Business organizations might be interested to use your credit reports to determine if you should be offered an insurance; rent a house or apartment; provide you with internet, cable TV, utility or cell phone service. A credit report is also used to study the employees’ condition as the company may make employment decisions about you.

6 Reasons why your credit score is important

Here are the reasons why your credit score is important and you should work towards improving it.

a. Get low insurance rates

If you have a higher credit score, the lower can be your insurance premiums for house and car. It’s that simple. In some states, insurance companies are not allowed to tie the insurance rates to the credit scores. It is advisable to keep your credit score usually high so you can manage to keep the insurance premiums low and enjoy better terms and conditions on your future loans.

b. Earn credit card accolades

An excellent credit score can help you get some of the best credit card rewards. And using these cards won’t cost you much. Some of the rewards include bonus points on credit cards, free hotel stay on the account, and rewards may help you make the credit card payments.

c. Refinance your mortgage at a better rate

Everyone plans to be debt free when they want to retire.

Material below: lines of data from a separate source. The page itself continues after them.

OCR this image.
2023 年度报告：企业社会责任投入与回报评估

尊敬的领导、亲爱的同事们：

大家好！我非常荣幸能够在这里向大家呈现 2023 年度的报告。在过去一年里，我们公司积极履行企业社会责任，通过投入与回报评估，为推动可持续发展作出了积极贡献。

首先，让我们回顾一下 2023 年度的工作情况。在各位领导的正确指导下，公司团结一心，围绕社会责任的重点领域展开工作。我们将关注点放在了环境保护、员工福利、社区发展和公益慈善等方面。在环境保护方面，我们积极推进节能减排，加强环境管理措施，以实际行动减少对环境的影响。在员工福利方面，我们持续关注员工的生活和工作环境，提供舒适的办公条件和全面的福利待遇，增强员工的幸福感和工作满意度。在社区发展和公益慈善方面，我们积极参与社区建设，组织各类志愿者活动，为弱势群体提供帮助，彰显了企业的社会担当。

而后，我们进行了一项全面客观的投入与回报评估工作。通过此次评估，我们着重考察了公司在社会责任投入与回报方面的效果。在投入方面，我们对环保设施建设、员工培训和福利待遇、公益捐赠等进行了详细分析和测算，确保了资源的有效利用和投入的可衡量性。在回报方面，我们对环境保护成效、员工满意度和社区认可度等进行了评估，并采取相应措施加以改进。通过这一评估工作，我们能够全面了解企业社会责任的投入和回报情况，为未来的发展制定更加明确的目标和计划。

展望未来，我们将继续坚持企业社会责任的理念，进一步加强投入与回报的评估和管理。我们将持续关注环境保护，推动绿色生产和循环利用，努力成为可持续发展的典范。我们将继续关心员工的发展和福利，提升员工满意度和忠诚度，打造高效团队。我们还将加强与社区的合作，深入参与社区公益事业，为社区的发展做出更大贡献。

Refinancing can help you manage your mortgage and pay it off early. However, if you have a good score, it’ll help you take out a refinance loan at a better rate of interest.

d. Enjoy better borrowing opportunities

At some point in life, we all need to borrow money to buy things. If you want to buy a house, you will definitely need to borrow money. Most people borrow money to buy a car.
So, a good credit rating can not only save you a thousand dollars but also make the borrowing process simple and easy for the debtor and at the debtor’s best interest.

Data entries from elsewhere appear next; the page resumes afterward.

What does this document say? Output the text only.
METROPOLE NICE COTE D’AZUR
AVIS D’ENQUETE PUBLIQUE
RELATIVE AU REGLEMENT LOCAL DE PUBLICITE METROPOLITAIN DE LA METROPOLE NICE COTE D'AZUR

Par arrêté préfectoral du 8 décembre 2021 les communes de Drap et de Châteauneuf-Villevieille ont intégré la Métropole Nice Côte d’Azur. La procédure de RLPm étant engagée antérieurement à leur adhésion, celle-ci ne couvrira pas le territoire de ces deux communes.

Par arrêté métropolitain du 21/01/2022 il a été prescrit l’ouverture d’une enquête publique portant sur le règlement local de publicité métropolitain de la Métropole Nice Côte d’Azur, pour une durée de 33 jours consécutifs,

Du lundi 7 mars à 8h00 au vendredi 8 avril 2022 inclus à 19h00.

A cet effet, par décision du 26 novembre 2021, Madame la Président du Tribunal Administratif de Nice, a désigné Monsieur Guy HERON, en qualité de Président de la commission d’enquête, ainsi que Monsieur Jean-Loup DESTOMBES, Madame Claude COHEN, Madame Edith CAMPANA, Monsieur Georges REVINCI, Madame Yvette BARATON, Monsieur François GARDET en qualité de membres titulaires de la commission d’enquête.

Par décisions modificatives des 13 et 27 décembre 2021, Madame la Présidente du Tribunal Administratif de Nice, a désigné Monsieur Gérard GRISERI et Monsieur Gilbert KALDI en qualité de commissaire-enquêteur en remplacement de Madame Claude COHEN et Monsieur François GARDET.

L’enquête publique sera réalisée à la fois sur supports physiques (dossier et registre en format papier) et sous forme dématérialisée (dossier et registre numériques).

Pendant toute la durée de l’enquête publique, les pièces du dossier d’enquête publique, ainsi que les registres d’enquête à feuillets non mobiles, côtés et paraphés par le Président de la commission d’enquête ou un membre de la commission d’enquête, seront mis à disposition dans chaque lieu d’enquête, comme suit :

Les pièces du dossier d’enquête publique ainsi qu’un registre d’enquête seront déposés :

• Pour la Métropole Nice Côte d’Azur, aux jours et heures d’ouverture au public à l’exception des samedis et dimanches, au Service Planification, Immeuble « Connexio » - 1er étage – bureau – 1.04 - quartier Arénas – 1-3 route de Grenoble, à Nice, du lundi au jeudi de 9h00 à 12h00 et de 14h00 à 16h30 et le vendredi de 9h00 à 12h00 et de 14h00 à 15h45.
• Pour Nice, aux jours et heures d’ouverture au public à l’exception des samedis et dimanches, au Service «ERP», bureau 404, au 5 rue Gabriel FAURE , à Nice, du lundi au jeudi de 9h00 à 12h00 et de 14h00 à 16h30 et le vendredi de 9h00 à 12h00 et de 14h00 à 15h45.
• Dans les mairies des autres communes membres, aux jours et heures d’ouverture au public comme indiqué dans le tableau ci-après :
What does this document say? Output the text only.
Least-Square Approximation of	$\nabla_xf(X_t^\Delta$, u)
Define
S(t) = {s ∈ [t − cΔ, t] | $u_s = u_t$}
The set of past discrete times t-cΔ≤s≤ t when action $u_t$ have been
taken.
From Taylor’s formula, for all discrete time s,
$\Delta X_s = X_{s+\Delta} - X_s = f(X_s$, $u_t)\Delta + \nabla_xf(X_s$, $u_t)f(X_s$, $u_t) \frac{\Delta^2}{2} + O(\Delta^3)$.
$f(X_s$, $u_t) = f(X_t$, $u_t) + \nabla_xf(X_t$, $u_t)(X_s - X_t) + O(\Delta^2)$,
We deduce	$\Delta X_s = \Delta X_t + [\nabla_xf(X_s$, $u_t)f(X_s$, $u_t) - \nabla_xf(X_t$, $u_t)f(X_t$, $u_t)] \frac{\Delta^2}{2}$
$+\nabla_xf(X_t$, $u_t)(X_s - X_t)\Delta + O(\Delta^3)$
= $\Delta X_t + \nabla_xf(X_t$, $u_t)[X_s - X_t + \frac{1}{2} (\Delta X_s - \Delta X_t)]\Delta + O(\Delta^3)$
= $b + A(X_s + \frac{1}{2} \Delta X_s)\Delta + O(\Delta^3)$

e. Better employment scope

Potential employers may do credit checks as part of the hiring process. If you have been reckless in your financial responsibilities, a prospective employer might not hire you. For example, the employer might believe your debt level can be very high for the salary offered. Some employers also check credit scores before giving a promotion or raise, especially for various financial positions.

f. You can save on monthly bills

It might come as a surprise to you that your credit is required to establish utility service. Your electricity company deals with you when you borrow one month of electric service. So, before offering the electric service, the company foresees whether or not you have a good credit This implies mostly to utility services including water, telephone, cell phone, and even cable services.

How are credit scores useful?

Usually, banks and credit card companies use the credit score to evaluate whether or not it’s risky for the organization to grant a consumer’s credit or loan request.
Lenders use credit scores to control things such as who qualifies for a loan and at what interest rate, while telecom companies, insurance companies, landlords, and government agencies utilize credit scores to predict risk.

What could happen if you have a low credit score?

A 2012 study conducted by the society for human resources management revealed that about 47% of employers use credit checks while hiring employees.
Mobile phone providers also run credit checks. In a worst-case scenario, there are almost half of all Americans who don’t qualify for mobile deals advertised.
Landlords do see your credit score before giving out the place to rent. So, a bad credit score can mean that you will have to struggle in finding a good apartment. In addition to that, landlords might request higher deposits or upfront rent payments if your score is low.

How can you raise your credit score?

If you are experiencing a low credit score, then it’s time to introspect and emerge out of the situation as fast as you can. Some actions which can help will include using a credit card responsibly, paying every bill on the due date, maintaining a low credit utilization ratio, and being conscious about when and how many new accounts you can open over time.